The U.S. Food and Drug Administration has announced that it is finalizing plans to prohibit the sale of menthol cigarettes and flavored cigars. In anticipation of the ban, a new project led by researchers at Virginia Commonwealth University and the University of Arkansas for Medical Sciences is aiming to support health care providers across the country to help their patients quit.
The researchers will work in partnership with the National Medical Association with the goal of increasing rates of smoking cessation and lung cancer screening among Black adults who smoke menthol-flavored combustible commercial tobacco products.

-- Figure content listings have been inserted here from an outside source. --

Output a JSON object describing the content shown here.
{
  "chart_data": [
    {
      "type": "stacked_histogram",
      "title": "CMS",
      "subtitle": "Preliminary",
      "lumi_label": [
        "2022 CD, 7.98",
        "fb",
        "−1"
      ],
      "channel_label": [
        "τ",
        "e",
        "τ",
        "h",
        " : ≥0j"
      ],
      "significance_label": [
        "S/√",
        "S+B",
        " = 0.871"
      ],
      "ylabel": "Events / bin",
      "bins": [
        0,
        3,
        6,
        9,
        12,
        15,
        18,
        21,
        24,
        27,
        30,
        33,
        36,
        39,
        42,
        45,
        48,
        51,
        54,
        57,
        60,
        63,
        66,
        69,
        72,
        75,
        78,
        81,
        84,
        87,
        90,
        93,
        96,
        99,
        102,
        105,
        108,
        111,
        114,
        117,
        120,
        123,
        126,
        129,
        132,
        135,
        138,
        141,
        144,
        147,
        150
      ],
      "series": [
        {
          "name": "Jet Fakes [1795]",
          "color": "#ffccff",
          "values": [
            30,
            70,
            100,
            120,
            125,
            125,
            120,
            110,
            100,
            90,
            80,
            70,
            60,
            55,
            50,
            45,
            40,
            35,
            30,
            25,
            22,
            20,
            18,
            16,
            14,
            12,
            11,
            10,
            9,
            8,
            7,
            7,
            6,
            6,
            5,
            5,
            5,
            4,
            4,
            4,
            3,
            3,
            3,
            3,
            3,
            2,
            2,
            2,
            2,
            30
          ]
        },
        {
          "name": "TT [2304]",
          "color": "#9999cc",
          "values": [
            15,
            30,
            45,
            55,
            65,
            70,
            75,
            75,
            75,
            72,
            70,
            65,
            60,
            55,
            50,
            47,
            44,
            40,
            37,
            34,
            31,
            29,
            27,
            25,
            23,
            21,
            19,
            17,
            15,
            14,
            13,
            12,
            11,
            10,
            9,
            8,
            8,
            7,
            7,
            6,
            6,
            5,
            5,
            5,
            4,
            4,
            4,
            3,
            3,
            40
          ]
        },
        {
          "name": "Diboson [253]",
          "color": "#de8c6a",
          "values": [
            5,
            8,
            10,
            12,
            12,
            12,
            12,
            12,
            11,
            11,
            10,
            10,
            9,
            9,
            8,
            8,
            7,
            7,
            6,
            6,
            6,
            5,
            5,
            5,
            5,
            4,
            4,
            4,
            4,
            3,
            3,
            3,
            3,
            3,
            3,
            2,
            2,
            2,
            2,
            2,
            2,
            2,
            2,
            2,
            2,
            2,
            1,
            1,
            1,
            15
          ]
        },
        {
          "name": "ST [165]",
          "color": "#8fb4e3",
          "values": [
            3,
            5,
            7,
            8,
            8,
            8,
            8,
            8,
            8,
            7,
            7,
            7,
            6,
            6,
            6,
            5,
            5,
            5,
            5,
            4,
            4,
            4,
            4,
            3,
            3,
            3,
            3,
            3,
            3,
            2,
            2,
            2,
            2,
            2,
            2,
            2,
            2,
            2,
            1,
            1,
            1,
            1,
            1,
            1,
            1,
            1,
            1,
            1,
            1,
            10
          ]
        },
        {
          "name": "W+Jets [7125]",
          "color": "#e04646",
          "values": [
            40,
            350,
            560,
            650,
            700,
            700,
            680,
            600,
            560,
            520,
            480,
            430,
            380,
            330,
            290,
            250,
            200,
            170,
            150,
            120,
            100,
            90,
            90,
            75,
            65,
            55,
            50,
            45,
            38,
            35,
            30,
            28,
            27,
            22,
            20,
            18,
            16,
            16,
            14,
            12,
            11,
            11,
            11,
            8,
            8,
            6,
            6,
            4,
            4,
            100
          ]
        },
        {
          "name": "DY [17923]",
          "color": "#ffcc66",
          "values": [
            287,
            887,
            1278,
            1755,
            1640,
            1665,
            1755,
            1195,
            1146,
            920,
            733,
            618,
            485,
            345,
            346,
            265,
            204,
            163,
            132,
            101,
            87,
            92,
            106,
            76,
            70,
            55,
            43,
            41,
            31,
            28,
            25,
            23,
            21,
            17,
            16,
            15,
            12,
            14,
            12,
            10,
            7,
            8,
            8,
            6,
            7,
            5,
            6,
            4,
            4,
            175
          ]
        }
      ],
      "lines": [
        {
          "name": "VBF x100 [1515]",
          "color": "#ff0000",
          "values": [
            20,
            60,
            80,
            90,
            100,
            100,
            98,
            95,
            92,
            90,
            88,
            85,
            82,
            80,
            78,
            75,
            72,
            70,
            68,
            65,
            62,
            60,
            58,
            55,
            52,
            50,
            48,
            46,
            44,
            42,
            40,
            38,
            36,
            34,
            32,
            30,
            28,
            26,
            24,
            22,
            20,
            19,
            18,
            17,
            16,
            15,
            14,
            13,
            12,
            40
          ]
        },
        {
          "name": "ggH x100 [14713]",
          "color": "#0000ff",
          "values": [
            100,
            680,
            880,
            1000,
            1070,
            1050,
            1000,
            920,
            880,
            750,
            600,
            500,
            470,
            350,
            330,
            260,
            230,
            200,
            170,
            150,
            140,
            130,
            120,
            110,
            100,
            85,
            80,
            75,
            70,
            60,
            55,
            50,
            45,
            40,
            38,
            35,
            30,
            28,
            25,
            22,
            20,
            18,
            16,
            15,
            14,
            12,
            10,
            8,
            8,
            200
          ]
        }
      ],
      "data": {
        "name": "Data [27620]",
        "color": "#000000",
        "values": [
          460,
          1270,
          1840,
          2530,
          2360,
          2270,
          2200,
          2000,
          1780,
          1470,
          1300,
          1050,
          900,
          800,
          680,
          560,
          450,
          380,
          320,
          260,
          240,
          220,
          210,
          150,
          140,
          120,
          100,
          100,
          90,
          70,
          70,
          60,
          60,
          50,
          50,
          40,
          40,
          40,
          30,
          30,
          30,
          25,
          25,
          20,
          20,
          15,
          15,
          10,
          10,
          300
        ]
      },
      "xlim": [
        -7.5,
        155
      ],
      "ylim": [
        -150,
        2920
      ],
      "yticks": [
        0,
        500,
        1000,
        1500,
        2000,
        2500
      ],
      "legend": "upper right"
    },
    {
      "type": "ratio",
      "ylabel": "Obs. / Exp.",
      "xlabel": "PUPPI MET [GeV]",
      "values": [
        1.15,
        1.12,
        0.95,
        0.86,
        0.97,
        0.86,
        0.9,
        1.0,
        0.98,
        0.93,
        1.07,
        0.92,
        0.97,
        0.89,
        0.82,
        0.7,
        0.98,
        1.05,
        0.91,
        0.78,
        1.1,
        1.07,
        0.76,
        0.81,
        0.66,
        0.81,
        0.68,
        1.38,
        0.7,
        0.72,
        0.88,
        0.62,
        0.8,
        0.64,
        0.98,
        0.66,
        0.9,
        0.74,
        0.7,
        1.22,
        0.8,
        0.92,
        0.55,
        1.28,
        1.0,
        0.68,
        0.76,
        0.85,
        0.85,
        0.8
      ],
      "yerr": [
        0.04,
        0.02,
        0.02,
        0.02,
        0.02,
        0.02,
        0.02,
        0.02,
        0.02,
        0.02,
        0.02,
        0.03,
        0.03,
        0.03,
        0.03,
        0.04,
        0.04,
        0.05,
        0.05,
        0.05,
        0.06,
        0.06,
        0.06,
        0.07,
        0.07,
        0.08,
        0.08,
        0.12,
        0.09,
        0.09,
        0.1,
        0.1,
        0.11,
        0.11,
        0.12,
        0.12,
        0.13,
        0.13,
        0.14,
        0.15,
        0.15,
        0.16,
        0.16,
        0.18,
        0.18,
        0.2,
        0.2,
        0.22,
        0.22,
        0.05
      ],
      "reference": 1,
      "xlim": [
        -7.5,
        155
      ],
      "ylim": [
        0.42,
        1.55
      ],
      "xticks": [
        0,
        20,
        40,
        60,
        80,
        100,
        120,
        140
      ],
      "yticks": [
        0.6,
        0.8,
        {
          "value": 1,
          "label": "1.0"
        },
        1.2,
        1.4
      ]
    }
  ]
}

The three-year project was awarded a $3 million grant by the National Institute on Minority Health and Health Disparities at the National Institutes of Health to develop and test a culturally relevant online educational module for providers to prepare them to help smokers quit and connect with lung cancer screening services. The study also aims to help providers and patients overcome social structural barriers that impede quitting and screening.
“While we anxiously await a final rule from the FDA about a ban on menthol-flavored cigarettes, our team is aware that we cannot operate as if this ban will be implemented in a manner that will minimize loopholes that industry will inevitably exploit or that it will be a panacea to end tobacco-related health inequities,” said co-project lead Mignonne C. Guy, Ph.D., an associate professor in the Department of African American Studies in the VCU College of Humanities and Sciences. “Because we cannot rest, we are thrilled to partner with the National Medical Association, one of the primary professional organizations to support a ban on menthol-flavored cigarettes, and so many other community partners to develop meaningful interventions that can reduce tobacco-related health inequities among Black adults who smoke these products.”
The grant was awarded to the Center for Research, Health, and Social Justice, which is a collaboration of researchers at VCU, UAMS and East Carolina University, and is one of 11 Centers for Multiple Chronic Diseases Associated with Health Disparities funded by the National Institute on Minority Health and Health Disparities.
The center employs a social justice framework to conduct research, engage communities and build a diverse and competent research workforce to reduce disparities in cancer and cardiovascular disease among Black adults and those residing in rural areas of Arkansas and Virginia. The center is designed to become a national model for eliminating chronic disease disparities using social-justice-informed research, training and community engagement.
VCU is the lead institution for the project. In addition to Guy, the project will be led by Ashley Clawson, Ph.D., and Pebbles Fagan, Ph.D., of UAMS, and collaborators include Yolanda Lawson, M.D., president of the National Medical Association; East Carolina University; the Coalition for a Tobacco Free Arkansas; Gary Flowers of the Gary Flowers Radio Show in Richmond; Ruofei Du, Ph.D., and Mohammed Orloff, Ph.D., of UAMS; Eric Soule, Ph.D., of ECU; Derek Griffith, Ph.D., of Georgetown University; and A. Phoenix Mathews, Ph.D., of Columbia University.